Ilaria e Miran, la dignità del giornalismo

ROMA – Ilaria e Miran, vent’anni dopo. Da allora, è cambiato tutto è niente. È cambiato tutto in Italia, ci mancherebbe altro, e naturalmente in peggio, come abbiamo testimoniato e descritto con rabbia innumerevoli volte. Ma, in realtà, non è cambiato niente perché siamo sempre lì: agli scandali, ai documenti secretati, alla violenza del silenzio e all’omertà della paura, alle vicende che non si devono conoscere e alle storie che non si devono sapere, alla verità che spaventa e, dunque, va insabbiata, nascosta, negata, al puzzo fetido del compromesso al ribasso e senza dignità, alla volgarità delle menzogne e dei depistaggi, alla perdita di identità nazionale e del senso e del valore stesso della Nazione.

Questo è successo negli ultimi vent’anni. Ed è proprio qui, davanti a questo muro di negazioni e falsità, di fronte a questo filo spinato di impenetrabili segreti, che ci domandiamo umilmente quanto sarebbe stato utile il lavoro di Ilaria Alpi e Miran Hrovatin, barbaramente assassinati a Mogadiscio il 20 marzo 1994 mentre stavano indagando su un traffico internazionale di armi e rifiuti tossici nel quale, evidentemente, erano coinvolti interessi e persone che non potevano permettersi di essere smascherati dalla serietà di un giornalismo coraggioso che aveva deciso di svolgere, una volta tanto, il proprio dovere fino in fondo.

Ricordando Ilaria e Miran a vent’anni dalla scomparsa ci assale la seguente domanda: su quanti segreti, su quanta polvere, su quante maschere di un potere all’apparenza irreprensibile e, in realtà, feroce, spietato, devastante si fonda la nostra storia recente? Cosa è accaduto di preciso in questi due decenni?

E ci assale l’idea, a pensarci bene desolante, che se cronisti seri come Ilaria e Miran avessero potuto raccontare tutto ciò che avevano scoperto, forse, molte cose sarebbero andate diversamente, e oggi vivremmo in un Paese meno sporco, meno corrotto, meno indebitato, con una politica meno screditata e delle istituzioni più trasparenti, con un giornalismo capace di scavare in profondità e guardarsi intorno, di scandagliare ogni singolo dettaglio e non solo di fermarsi in superficie, di sbirciare dal buco della serratura, di lasciarsi andare al gossip e a una pseudo-informazione mista a intrattenimento che nulla ha a che vedere con la funzione sociale e civile di un mestiere tanto affascinante quanto complesso e delicato.

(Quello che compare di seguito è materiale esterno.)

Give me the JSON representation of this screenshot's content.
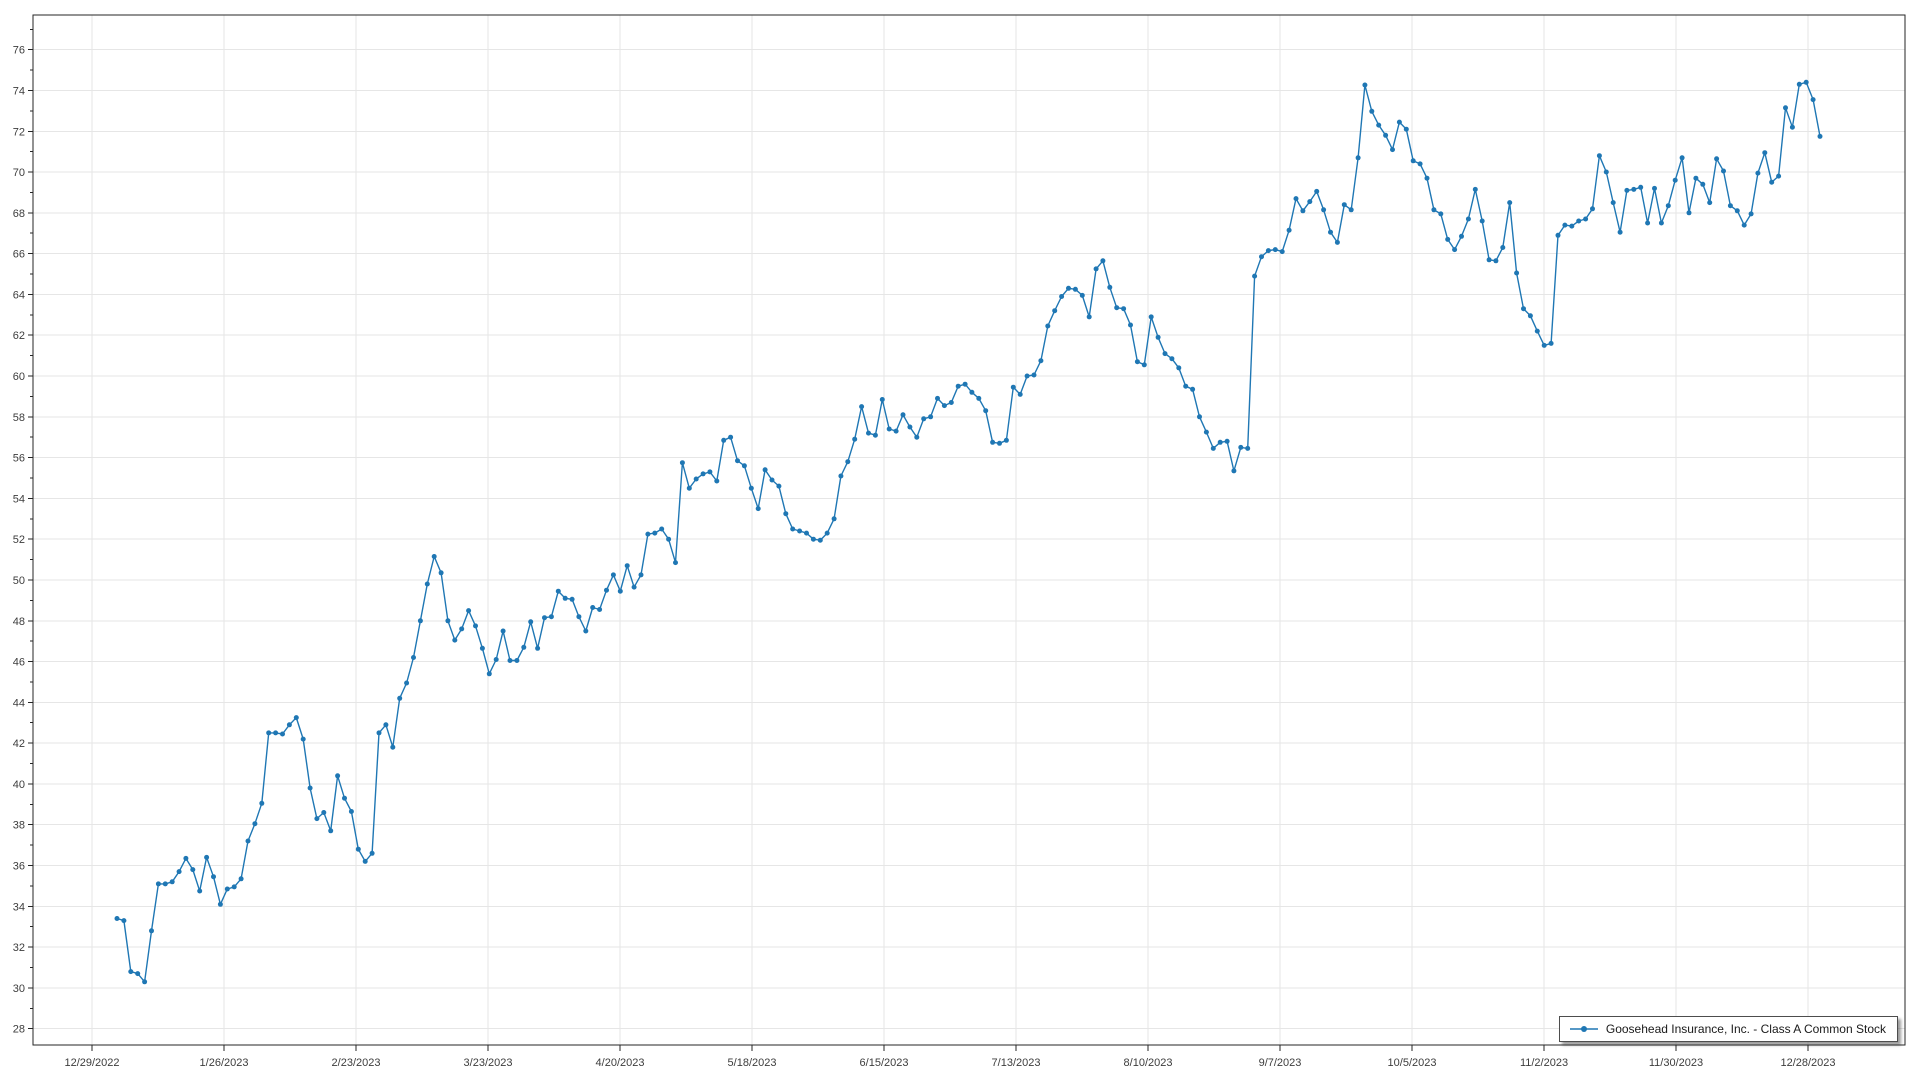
{
  "chart_data": {
    "type": "line",
    "title": "",
    "xlabel": "",
    "ylabel": "",
    "grid": true,
    "ylim": [
      27.2,
      77.7
    ],
    "x_axis_start_label": "12/29/2022",
    "x_tick_labels": [
      "12/29/2022",
      "1/26/2023",
      "2/23/2023",
      "3/23/2023",
      "4/20/2023",
      "5/18/2023",
      "6/15/2023",
      "7/13/2023",
      "8/10/2023",
      "9/7/2023",
      "10/5/2023",
      "11/2/2023",
      "11/30/2023",
      "12/28/2023"
    ],
    "y_tick_labels": [
      "28",
      "30",
      "32",
      "34",
      "36",
      "38",
      "40",
      "42",
      "44",
      "46",
      "48",
      "50",
      "52",
      "54",
      "56",
      "58",
      "60",
      "62",
      "64",
      "66",
      "68",
      "70",
      "72",
      "74",
      "76"
    ],
    "legend": {
      "position": "bottom-right",
      "label": "Goosehead Insurance, Inc. - Class A Common Stock"
    },
    "series": [
      {
        "name": "Goosehead Insurance, Inc. - Class A Common Stock",
        "color": "#1f77b4",
        "marker": "circle",
        "values": [
          33.4,
          33.3,
          30.8,
          30.7,
          30.3,
          32.8,
          35.1,
          35.1,
          35.2,
          35.7,
          36.35,
          35.8,
          34.75,
          36.4,
          35.45,
          34.1,
          34.85,
          34.95,
          35.35,
          37.2,
          38.05,
          39.05,
          42.5,
          42.5,
          42.45,
          42.9,
          43.25,
          42.2,
          39.8,
          38.3,
          38.6,
          37.7,
          40.4,
          39.3,
          38.65,
          36.8,
          36.2,
          36.6,
          42.5,
          42.9,
          41.8,
          44.2,
          44.95,
          46.2,
          48.0,
          49.8,
          51.15,
          50.35,
          48.0,
          47.05,
          47.6,
          48.5,
          47.75,
          46.65,
          45.4,
          46.1,
          47.5,
          46.05,
          46.05,
          46.7,
          47.95,
          46.65,
          48.15,
          48.2,
          49.45,
          49.1,
          49.05,
          48.2,
          47.5,
          48.65,
          48.55,
          49.5,
          50.25,
          49.45,
          50.7,
          49.65,
          50.25,
          52.25,
          52.3,
          52.5,
          52.0,
          50.85,
          55.75,
          54.5,
          54.95,
          55.2,
          55.3,
          54.85,
          56.85,
          57.0,
          55.85,
          55.6,
          54.5,
          53.5,
          55.4,
          54.9,
          54.6,
          53.25,
          52.5,
          52.4,
          52.3,
          52.0,
          51.95,
          52.3,
          53.0,
          55.1,
          55.8,
          56.9,
          58.5,
          57.2,
          57.1,
          58.85,
          57.4,
          57.3,
          58.1,
          57.5,
          57.0,
          57.9,
          58.0,
          58.9,
          58.55,
          58.7,
          59.5,
          59.6,
          59.2,
          58.9,
          58.3,
          56.75,
          56.7,
          56.85,
          59.45,
          59.1,
          60.0,
          60.05,
          60.75,
          62.45,
          63.2,
          63.9,
          64.3,
          64.25,
          63.95,
          62.9,
          65.25,
          65.65,
          64.35,
          63.35,
          63.3,
          62.5,
          60.7,
          60.55,
          62.9,
          61.9,
          61.1,
          60.85,
          60.4,
          59.5,
          59.35,
          58.0,
          57.25,
          56.45,
          56.75,
          56.8,
          55.35,
          56.5,
          56.45,
          64.9,
          65.85,
          66.15,
          66.2,
          66.1,
          67.15,
          68.7,
          68.1,
          68.55,
          69.05,
          68.15,
          67.05,
          66.55,
          68.4,
          68.15,
          70.7,
          74.27,
          72.98,
          72.3,
          71.8,
          71.1,
          72.45,
          72.1,
          70.55,
          70.4,
          69.7,
          68.15,
          67.95,
          66.7,
          66.2,
          66.85,
          67.7,
          69.15,
          67.6,
          65.7,
          65.65,
          66.3,
          68.5,
          65.05,
          63.3,
          62.95,
          62.2,
          61.5,
          61.6,
          66.9,
          67.4,
          67.35,
          67.6,
          67.7,
          68.2,
          70.8,
          70.0,
          68.5,
          67.05,
          69.1,
          69.15,
          69.25,
          67.5,
          69.2,
          67.5,
          68.35,
          69.6,
          70.7,
          68.0,
          69.7,
          69.4,
          68.5,
          70.65,
          70.05,
          68.35,
          68.1,
          67.4,
          67.95,
          69.95,
          70.95,
          69.5,
          69.8,
          73.15,
          72.2,
          74.3,
          74.4,
          73.55,
          71.75
        ]
      }
    ]
  },
  "styles": {
    "background": "#ffffff",
    "grid_color": "#e6e6e6",
    "axis_border_color": "#262626",
    "tick_color": "#262626",
    "tick_label_color": "#3d3d3d",
    "line_color": "#1f77b4",
    "marker_color": "#1f77b4",
    "legend_border_color": "#4d4d4d",
    "legend_text_color": "#1a1a1a"
  }
}
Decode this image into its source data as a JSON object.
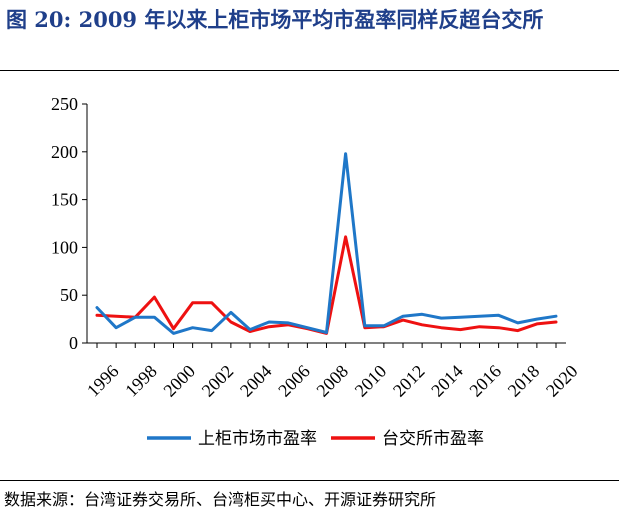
{
  "figure": {
    "title": "图 20:  2009 年以来上柜市场平均市盈率同样反超台交所",
    "source": "数据来源：台湾证券交易所、台湾柜买中心、开源证券研究所"
  },
  "chart_data": {
    "type": "line",
    "title": "",
    "xlabel": "",
    "ylabel": "",
    "x": [
      1996,
      1997,
      1998,
      1999,
      2000,
      2001,
      2002,
      2003,
      2004,
      2005,
      2006,
      2007,
      2008,
      2009,
      2010,
      2011,
      2012,
      2013,
      2014,
      2015,
      2016,
      2017,
      2018,
      2019,
      2020
    ],
    "x_tick_labels": [
      "1996",
      "1998",
      "2000",
      "2002",
      "2004",
      "2006",
      "2008",
      "2010",
      "2012",
      "2014",
      "2016",
      "2018",
      "2020"
    ],
    "ylim": [
      0,
      250
    ],
    "y_ticks": [
      0,
      50,
      100,
      150,
      200,
      250
    ],
    "grid": false,
    "legend_position": "bottom",
    "series": [
      {
        "name": "上柜市场市盈率",
        "color": "#1f77c8",
        "values": [
          37,
          16,
          27,
          27,
          10,
          16,
          13,
          32,
          14,
          22,
          21,
          16,
          11,
          198,
          18,
          18,
          28,
          30,
          26,
          27,
          28,
          29,
          21,
          25,
          28
        ]
      },
      {
        "name": "台交所市盈率",
        "color": "#ee1111",
        "values": [
          29,
          28,
          27,
          48,
          15,
          42,
          42,
          22,
          12,
          17,
          19,
          15,
          10,
          111,
          16,
          17,
          24,
          19,
          16,
          14,
          17,
          16,
          13,
          20,
          22
        ]
      }
    ]
  }
}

Perché Ilaria e Miran sono stati uccisi in Somalia non si è ancora ben capito da chi ma sicuramente si è capito perché: perché sapevano troppo, certo, perché non erano disposti a tacere e mentire, altrettanto certo, ma anche perché la loro stessa immagine di pulizia, passione, impegno, ardore professionale finalizzato all’arricchimento collettivo e alla costruzione di una società più giusta ed informata costituivano uno smacco intollerabile per quel potere oscuro ed invisibile che, al contrario, ha bisogno di un’informazione finta, servile, corruttibile, inesistente o comunque manipolata, abile a nascondere e non far capire nulla, a spezzare i legami logici, a massacrare chiunque osi alzare la voce contro la cappa del conformismo e del pensiero unico; in poche parole, di una non-informazione che è ciò cui troppe volte abbiamo assistito nel lasso di tempo che separa quella tragedia da questi giorni dedicati al ricordo e alla celebrazione.

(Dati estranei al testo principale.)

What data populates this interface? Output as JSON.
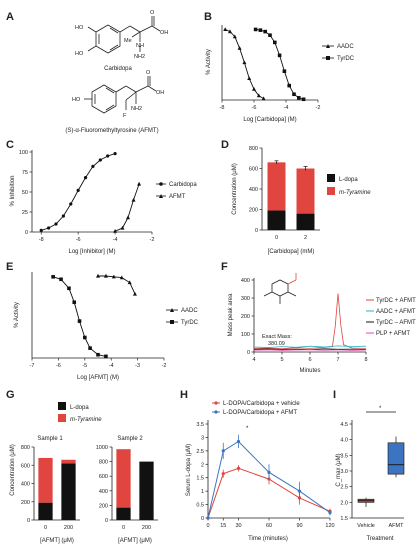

Ilaria e Miran rappresentavano un esempio e i mandanti dell’omicidio, tuttora avvolti dalle tenebre e, temiamo, da una fittissima rete di connivenze e complicità a vari livelli, lo sapevano molto bene. Per questo hanno pagato con la vita il prezzo dei loro ideali, la loro volontà di scoprire e raccontare, il loro rifiuto dell’apparenza, la loro ferma contrarietà agli idoli del potere per il potere e del denaro per il denaro che si stavano affermando in quegli anni di liberismo rampante e dell’apoteosi della “società liquida” e senza punti di riferimento.

Chi li ha messi a tacere per sempre sapeva che avrebbero combattuto a testa alta in quell’occasione e con ancor più tenacia in seguito, e forse aveva più paura dello stile, del metodo e della determinazione che delle rivelazioni, a quanto pare enormi, in sé.

Ilaria e Miran, due date e in mezzo lo spazio di come siamo diventati: il deserto del nostro degrado e la nostra volontà, per fortuna mai sopita, di ricominciare.